The Bleeding Potential of the Petaluma Gap
I sat and had lunch today in the middle of a region of Sonoma that MUST obtain its own AVA status.
The Petaluma Gap is, I think, everything and more that the Alcohol and Tobacco Tax and Trade Bureau (TTB) demands of an American Viticultural Area. For the record, the TTB demands that applicants for AVA status show that their region 1) locally known by the name specified, 2) that the boundaries of the proposed AVA have current or historical evidence demonstrating their validity and 3) that there be evidence of growing conditions such as climate, soil, elevation and physical features that distinguish the region.
This defines the "Petaluma Gap".
Currently the Petaluma Gap region sits primarily within that monstrosity of an AVA known as "Sonoma Coast". While the Sonoma Coast has gained some fame among aficionados for its Pinots, the appellation is so large as to be meaningless. Carving it up, starting with the Petaluma Gap region would go a long way toward fixing the problem that is "Sonoma Coast".
The region is located in southern Sonoma and runs on a rough west to southeast direction from the coast to the Sonoma Mountains with the Marin County border to the south and the northern edge running up to Santa Rosa.

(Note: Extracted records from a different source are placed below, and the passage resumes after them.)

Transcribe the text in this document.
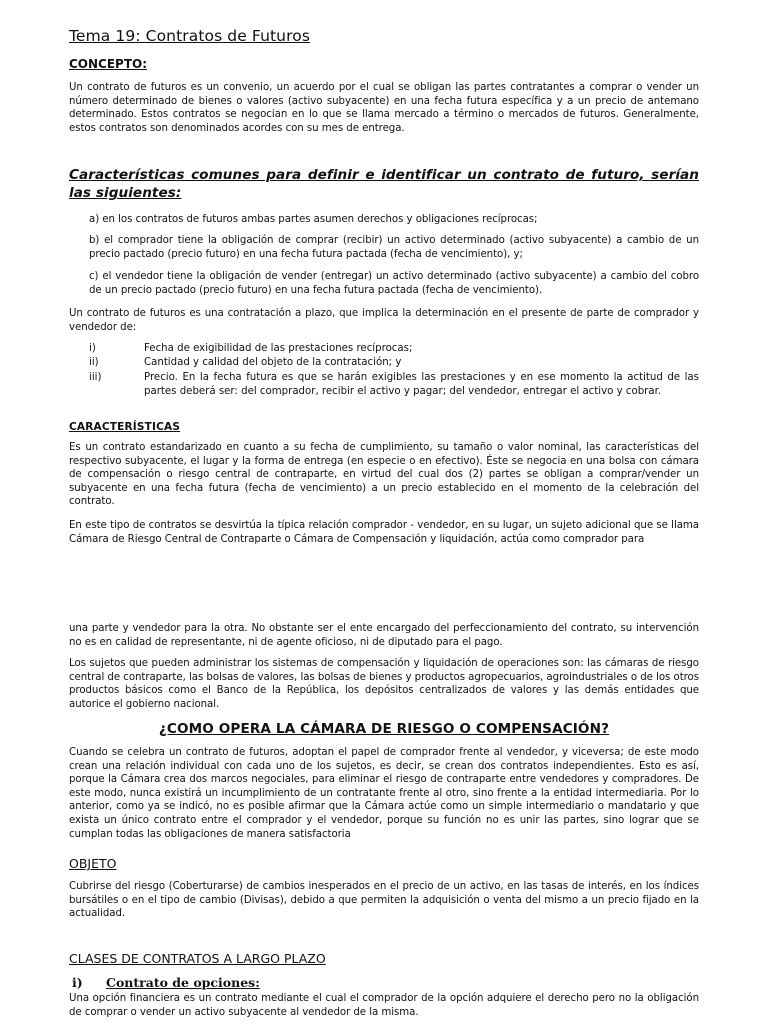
Tema 19: Contratos de Futuros
CONCEPTO:

Un contrato de futuros es un convenio, un acuerdo por el cual se obligan las partes contratantes a comprar o vender un número determinado de bienes o valores (activo subyacente) en una fecha futura específica y a un precio de antemano determinado. Estos contratos se negocian en lo que se llama mercado a término o mercados de futuros. Generalmente, estos contratos son denominados acordes con su mes de entrega.

Características comunes para definir e identificar un contrato de futuro, serían las siguientes:

a) en los contratos de futuros ambas partes asumen derechos y obligaciones recíprocas;

b) el comprador tiene la obligación de comprar (recibir) un activo determinado (activo subyacente) a cambio de un precio pactado (precio futuro) en una fecha futura pactada (fecha de vencimiento), y;

c) el vendedor tiene la obligación de vender (entregar) un activo determinado (activo subyacente) a cambio del cobro de un precio pactado (precio futuro) en una fecha futura pactada (fecha de vencimiento).

Un contrato de futuros es una contratación a plazo, que implica la determinación en el presente de parte de comprador y vendedor de:

i)	Fecha de exigibilidad de las prestaciones recíprocas;
ii)	Cantidad y calidad del objeto de la contratación; y
iii)	Precio. En la fecha futura es que se harán exigibles las prestaciones y en ese momento la actitud de las partes deberá ser: del comprador, recibir el activo y pagar; del vendedor, entregar el activo y cobrar.
CARACTERÍSTICAS

Es un contrato estandarizado en cuanto a su fecha de cumplimiento, su tamaño o valor nominal, las características del respectivo subyacente, el lugar y la forma de entrega (en especie o en efectivo). Éste se negocia en una bolsa con cámara de compensación o riesgo central de contraparte, en virtud del cual dos (2) partes se obligan a comprar/vender un subyacente en una fecha futura (fecha de vencimiento) a un precio establecido en el momento de la celebración del contrato.

En este tipo de contratos se desvirtúa la típica relación comprador - vendedor, en su lugar, un sujeto adicional que se llama Cámara de Riesgo Central de Contraparte o Cámara de Compensación y liquidación, actúa como comprador para

una parte y vendedor para la otra. No obstante ser el ente encargado del perfeccionamiento del contrato, su intervención no es en calidad de representante, ni de agente oficioso, ni de diputado para el pago.

Los sujetos que pueden administrar los sistemas de compensación y liquidación de operaciones son: las cámaras de riesgo central de contraparte, las bolsas de valores, las bolsas de bienes y productos agropecuarios, agroindustriales o de los otros productos básicos como el Banco de la República, los depósitos centralizados de valores y las demás entidades que autorice el gobierno nacional.

¿COMO OPERA LA CÁMARA DE RIESGO O COMPENSACIÓN?

Cuando se celebra un contrato de futuros, adoptan el papel de comprador frente al vendedor, y viceversa; de este modo crean una relación individual con cada uno de los sujetos, es decir, se crean dos contratos independientes. Esto es así, porque la Cámara crea dos marcos negociales, para eliminar el riesgo de contraparte entre vendedores y compradores. De este modo, nunca existirá un incumplimiento de un contratante frente al otro, sino frente a la entidad intermediaria. Por lo anterior, como ya se indicó, no es posible afirmar que la Cámara actúe como un simple intermediario o mandatario y que exista un único contrato entre el comprador y el vendedor, porque su función no es unir las partes, sino lograr que se cumplan todas las obligaciones de manera satisfactoria

OBJETO

Cubrirse del riesgo (Coberturarse) de cambios inesperados en el precio de un activo, en las tasas de interés, en los índices bursátiles o en el tipo de cambio (Divisas), debido a que permiten la adquisición o venta del mismo a un precio fijado en la actualidad.

CLASES DE CONTRATOS A LARGO PLAZO
i) Contrato de opciones:

Una opción financiera es un contrato mediante el cual el comprador de la opción adquiere el derecho pero no la obligación de comprar o vender un activo subyacente al vendedor de la misma.
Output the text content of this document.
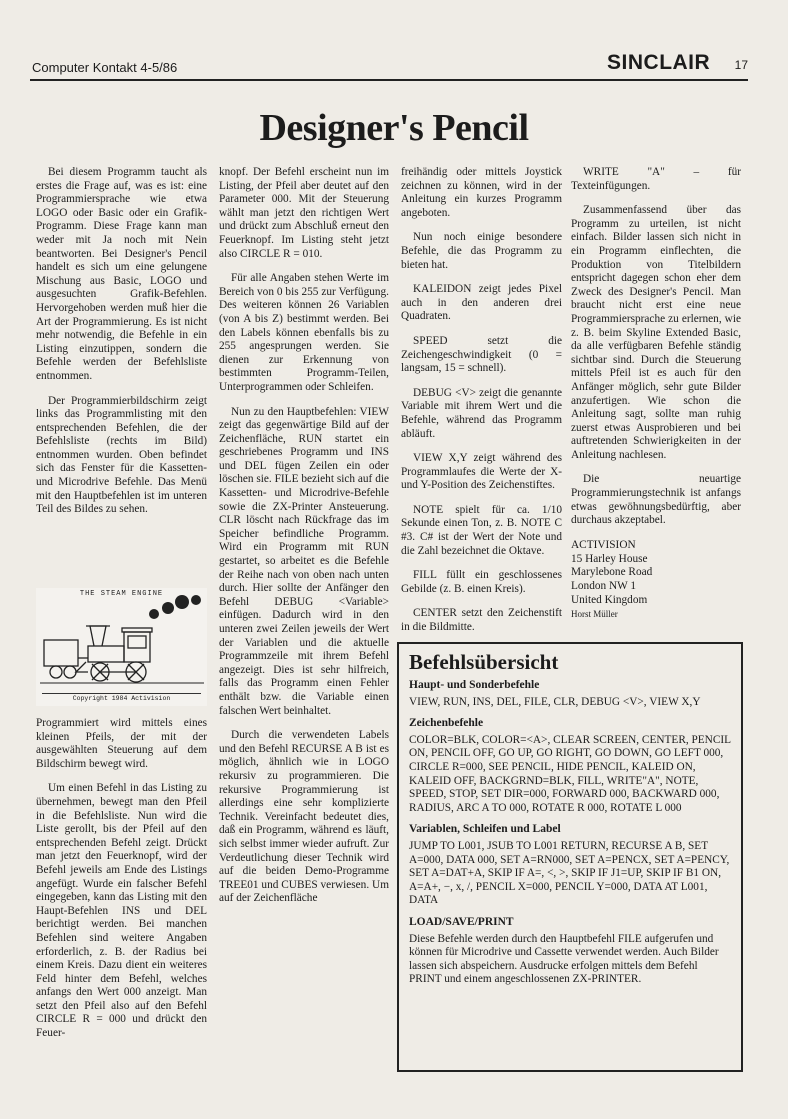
Computer Kontakt 4-5/86	SINCLAIR 17
Designer's Pencil

Bei diesem Programm taucht als erstes die Frage auf, was es ist: eine Programmiersprache wie etwa LOGO oder Basic oder ein Grafik-Programm. Diese Frage kann man weder mit Ja noch mit Nein beantworten. Bei Designer's Pencil handelt es sich um eine gelungene Mischung aus Basic, LOGO und ausgesuchten Grafik-Befehlen. Hervorgehoben werden muß hier die Art der Programmierung. Es ist nicht mehr notwendig, die Befehle in ein Listing einzutippen, sondern die Befehle werden der Befehlsliste entnommen.

Der Programmierbildschirm zeigt links das Programmlisting mit den entsprechenden Befehlen, die der Befehlsliste (rechts im Bild) entnommen wurden. Oben befindet sich das Fenster für die Kassetten- und Microdrive Befehle. Das Menü mit den Hauptbefehlen ist im unteren Teil des Bildes zu sehen.

THE STEAM ENGINE
Copyright 1984 Activision

Programmiert wird mittels eines kleinen Pfeils, der mit der ausgewählten Steuerung auf dem Bildschirm bewegt wird.

Um einen Befehl in das Listing zu übernehmen, bewegt man den Pfeil in die Befehlsliste. Nun wird die Liste gerollt, bis der Pfeil auf den entsprechenden Befehl zeigt. Drückt man jetzt den Feuerknopf, wird der Befehl jeweils am Ende des Listings angefügt. Wurde ein falscher Befehl eingegeben, kann das Listing mit den Haupt-Befehlen INS und DEL berichtigt werden. Bei manchen Befehlen sind weitere Angaben erforderlich, z. B. der Radius bei einem Kreis. Dazu dient ein weiteres Feld hinter dem Befehl, welches anfangs den Wert 000 anzeigt. Man setzt den Pfeil also auf den Befehl CIRCLE R = 000 und drückt den Feuer-

knopf. Der Befehl erscheint nun im Listing, der Pfeil aber deutet auf den Parameter 000. Mit der Steuerung wählt man jetzt den richtigen Wert und drückt zum Abschluß erneut den Feuerknopf. Im Listing steht jetzt also CIRCLE R = 010.

Für alle Angaben stehen Werte im Bereich von 0 bis 255 zur Verfügung. Des weiteren können 26 Variablen (von A bis Z) bestimmt werden. Bei den Labels können ebenfalls bis zu 255 angesprungen werden. Sie dienen zur Erkennung von bestimmten Programm-Teilen, Unterprogrammen oder Schleifen.

Nun zu den Hauptbefehlen: VIEW zeigt das gegenwärtige Bild auf der Zeichenfläche, RUN startet ein geschriebenes Programm und INS und DEL fügen Zeilen ein oder löschen sie. FILE bezieht sich auf die Kassetten- und Microdrive-Befehle sowie die ZX-Printer Ansteuerung. CLR löscht nach Rückfrage das im Speicher befindliche Programm. Wird ein Programm mit RUN gestartet, so arbeitet es die Befehle der Reihe nach von oben nach unten durch. Hier sollte der Anfänger den Befehl DEBUG <Variable> einfügen. Dadurch wird in den unteren zwei Zeilen jeweils der Wert der Variablen und die aktuelle Programmzeile mit ihrem Befehl angezeigt. Dies ist sehr hilfreich, falls das Programm einen Fehler enthält bzw. die Variable einen falschen Wert beinhaltet.

Durch die verwendeten Labels und den Befehl RECURSE A B ist es möglich, ähnlich wie in LOGO rekursiv zu programmieren. Die rekursive Programmierung ist allerdings eine sehr komplizierte Technik. Vereinfacht bedeutet dies, daß ein Programm, während es läuft, sich selbst immer wieder aufruft. Zur Verdeutlichung dieser Technik wird auf die beiden Demo-Programme TREE01 und CUBES verwiesen. Um auf der Zeichenfläche

freihändig oder mittels Joystick zeichnen zu können, wird in der Anleitung ein kurzes Programm angeboten.

Nun noch einige besondere Befehle, die das Programm zu bieten hat.

KALEIDON zeigt jedes Pixel auch in den anderen drei Quadraten.

SPEED setzt die Zeichengeschwindigkeit (0 = langsam, 15 = schnell).

DEBUG <V> zeigt die genannte Variable mit ihrem Wert und die Befehle, während das Programm abläuft.

VIEW X,Y zeigt während des Programmlaufes die Werte der X- und Y-Position des Zeichenstiftes.

NOTE spielt für ca. 1/10 Sekunde einen Ton, z. B. NOTE C #3. C# ist der Wert der Note und die Zahl bezeichnet die Oktave.

FILL füllt ein geschlossenes Gebilde (z. B. einen Kreis).

CENTER setzt den Zeichenstift in die Bildmitte.

WRITE "A" – für Texteinfügungen.

Zusammenfassend über das Programm zu urteilen, ist nicht einfach. Bilder lassen sich nicht in ein Programm einflechten, die Produktion von Titelbildern entspricht dagegen schon eher dem Zweck des Designer's Pencil. Man braucht nicht erst eine neue Programmiersprache zu erlernen, wie z. B. beim Skyline Extended Basic, da alle verfügbaren Befehle ständig sichtbar sind. Durch die Steuerung mittels Pfeil ist es auch für den Anfänger möglich, sehr gute Bilder anzufertigen. Wie schon die Anleitung sagt, sollte man ruhig zuerst etwas Ausprobieren und bei auftretenden Schwierigkeiten in der Anleitung nachlesen.

Die neuartige Programmierungstechnik ist anfangs etwas gewöhnungsbedürftig, aber durchaus akzeptabel.

ACTIVISION
15 Harley House
Marylebone Road
London NW 1
United Kingdom
Horst Müller
Befehlsübersicht
Haupt- und Sonderbefehle
VIEW, RUN, INS, DEL, FILE, CLR, DEBUG <V>, VIEW X,Y
Zeichenbefehle
COLOR=BLK, COLOR=<A>, CLEAR SCREEN, CENTER, PENCIL ON, PENCIL OFF, GO UP, GO RIGHT, GO DOWN, GO LEFT 000, CIRCLE R=000, SEE PENCIL, HIDE PENCIL, KALEID ON, KALEID OFF, BACKGRND=BLK, FILL, WRITE"A", NOTE, SPEED, STOP, SET DIR=000, FORWARD 000, BACKWARD 000, RADIUS, ARC A TO 000, ROTATE R 000, ROTATE L 000
Variablen, Schleifen und Label
JUMP TO L001, JSUB TO L001 RETURN, RECURSE A B, SET A=000, DATA 000, SET A=RN000, SET A=PENCX, SET A=PENCY, SET A=DAT+A, SKIP IF A=, <, >, SKIP IF J1=UP, SKIP IF B1 ON, A=A+, −, x, /, PENCIL X=000, PENCIL Y=000, DATA AT L001, DATA
LOAD/SAVE/PRINT
Diese Befehle werden durch den Hauptbefehl FILE aufgerufen und können für Microdrive und Cassette verwendet werden. Auch Bilder lassen sich abspeichern. Ausdrucke erfolgen mittels dem Befehl PRINT und einem angeschlossenen ZX-PRINTER.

As is written on the Petaluma Gap Winegrowers Alliance's website, "Wind and fog define the area, giving the term "micro-climate" real meaning."

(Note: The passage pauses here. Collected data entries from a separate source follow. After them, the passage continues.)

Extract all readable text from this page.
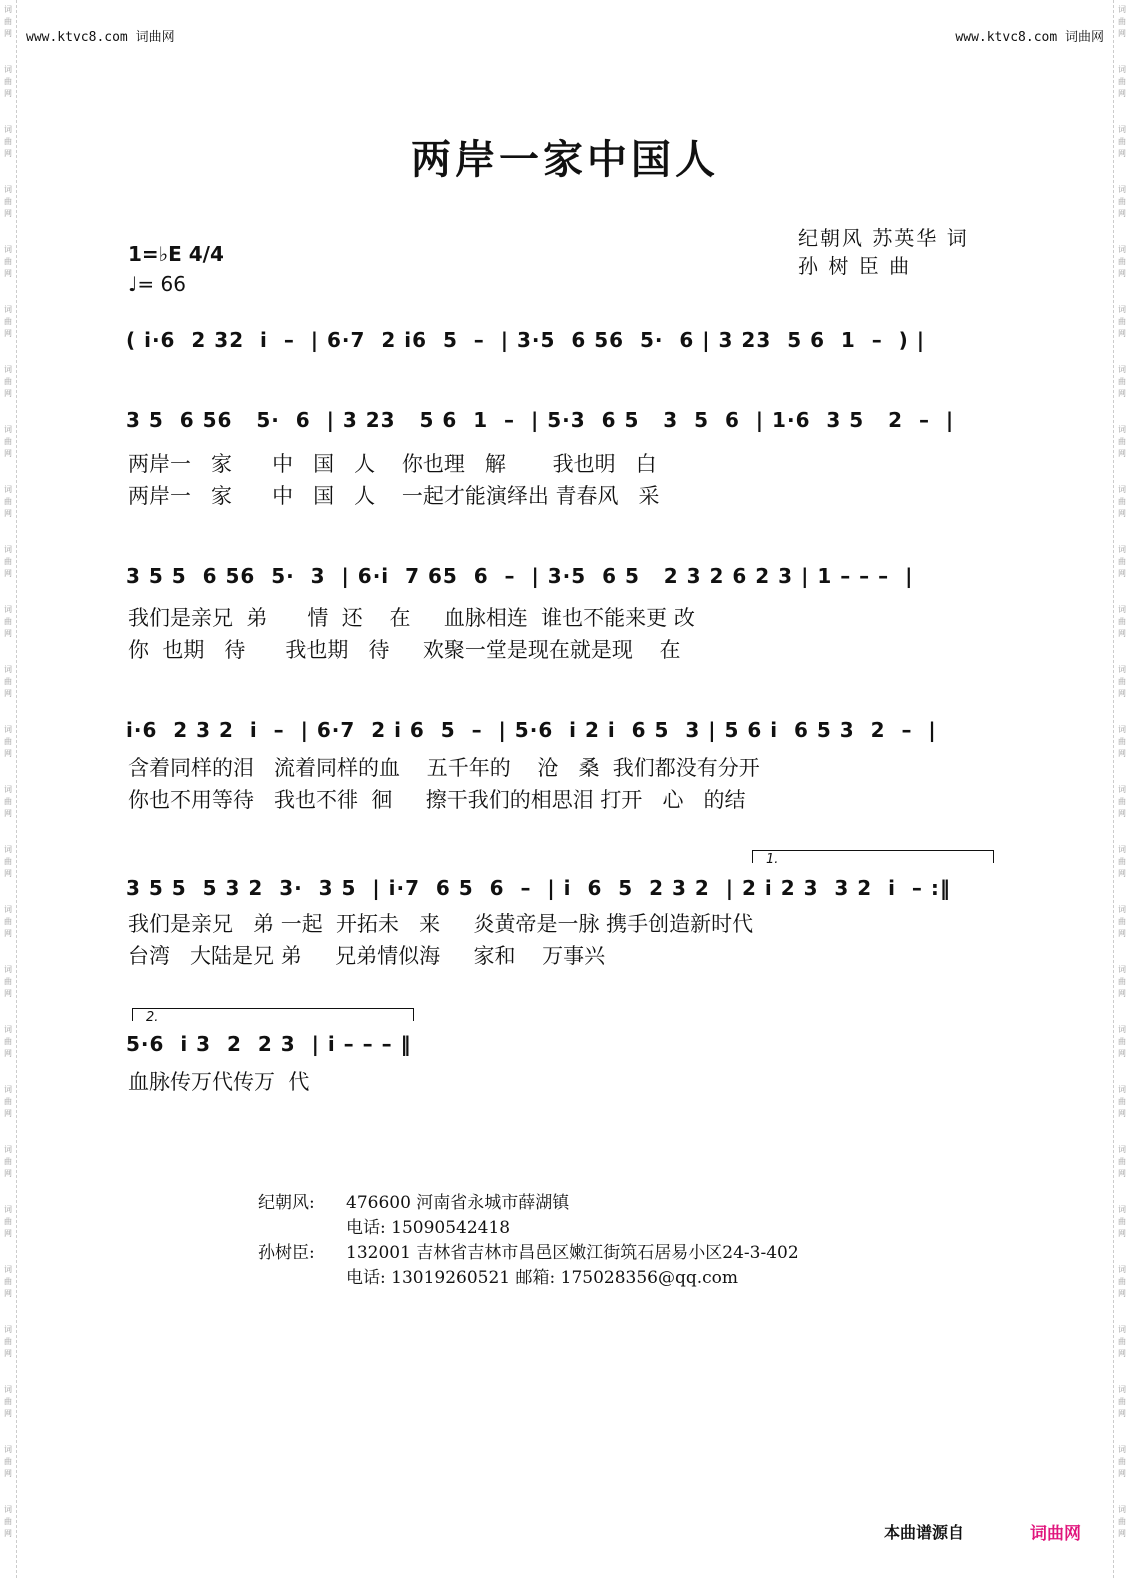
词
曲
网
词
曲
网
词
曲
网
词
曲
网
词
曲
网
词
曲
网
词
曲
网
词
曲
网
词
曲
网
词
曲
网
词
曲
网
词
曲
网
词
曲
网
词
曲
网
词
曲
网
词
曲
网
词
曲
网
词
曲
网
词
曲
网
词
曲
网
词
曲
网
词
曲
网
词
曲
网
词
曲
网
词
曲
网
词
曲
网
词
曲
网
词
曲
网
词
曲
网
词
曲
网
词
曲
网
词
曲
网
词
曲
网
词
曲
网
词
曲
网
词
曲
网
词
曲
网
词
曲
网
词
曲
网
词
曲
网
词
曲
网
词
曲
网
词
曲
网
词
曲
网
词
曲
网
词
曲
网
词
曲
网
词
曲
网
词
曲
网
词
曲
网
词
曲
网
词
曲
网
www.ktvc8.com 词曲网	www.ktvc8.com 词曲网
两岸一家中国人
1=♭E 4/4
♩= 66
纪朝风 苏英华 词
孙 树 臣 曲
( i·6  2 32  i  –  | 6·7  2 i6  5  –  | 3·5  6 56  5·  6 | 3 23  5 6  1  –  ) |
3 5  6 56   5·  6  | 3 23   5 6  1  –  | 5·3  6 5   3  5  6  | 1·6  3 5   2  –  |
两岸一   家      中   国   人    你也理   解       我也明   白
两岸一   家      中   国   人    一起才能演绎出 青春风   采
3 5 5  6 56  5·  3  | 6·i  7 65  6  –  | 3·5  6 5   2 3 2 6 2 3 | 1 – – –  |
我们是亲兄  弟      情  还    在     血脉相连  谁也不能来更 改
你  也期   待      我也期   待     欢聚一堂是现在就是现    在
i·6  2 3 2  i  –  | 6·7  2 i 6  5  –  | 5·6  i 2 i  6 5  3 | 5 6 i  6 5 3  2  –  |
含着同样的泪   流着同样的血    五千年的    沧   桑  我们都没有分开
你也不用等待   我也不徘  徊     擦干我们的相思泪 打开   心   的结
1.
3 5 5  5 3 2  3·  3 5  | i·7  6 5  6  –  | i  6  5  2 3 2  | 2 i 2 3  3 2  i  – :‖
我们是亲兄   弟 一起  开拓未   来     炎黄帝是一脉 携手创造新时代
台湾   大陆是兄 弟     兄弟情似海     家和    万事兴
2.
5·6  i 3  2  2 3  | i – – – ‖
血脉传万代传万  代
纪朝风: 476600 河南省永城市薛湖镇
电话: 15090542418
孙树臣: 132001 吉林省吉林市昌邑区嫩江街筑石居易小区24-3-402
电话: 13019260521 邮箱: 175028356@qq.com
本曲谱源自	词曲网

And there is no question this is true. Most of the region is well below the fog line and is covered in fog in the morning and the night, unlike much of Sonoma Coast that is above the fog line. This is Pinot, Chard and Syrah Country. And there is even some riesling planted that I can't wait to try.
I was sitting on the veranda of a beautiful estate, Azari, that has yet to release its first wine. When it does, wine folks will flock to it. But for now, the wines are still in barrel and we sat above them eating a quiet lunch, the owners and I. We talked wine, history, the industry and about our pasts and looked out at what are already golden hills.
The growers in the Petaluma Gap region primarily sell their wines to top wineries that put "Sonoma Coast" on their labels for lack of a better, more defining term. I'm not sure how the members of the Petaluma Gap Association feel about seeking AVA status. But I know that if they did it would be good for the whole American Viticultural Area program since the uniqueness of this area would demonstrate that the TTB can grant AVA status to a meaningful and deserving region.
It is very easy to become jaded about terroir, appellations, new wineries and even the magnificent landscapes that define Sonoma County after working in the wine industry for 20 some odd years. But then you are find yourself amongst fine people, eating fine and authentic homemade food on a lovely day, in a beautiful region that bleeds potential all while sitting above a collection of barreled wine that demonstrates that potential and the cynicism melts away.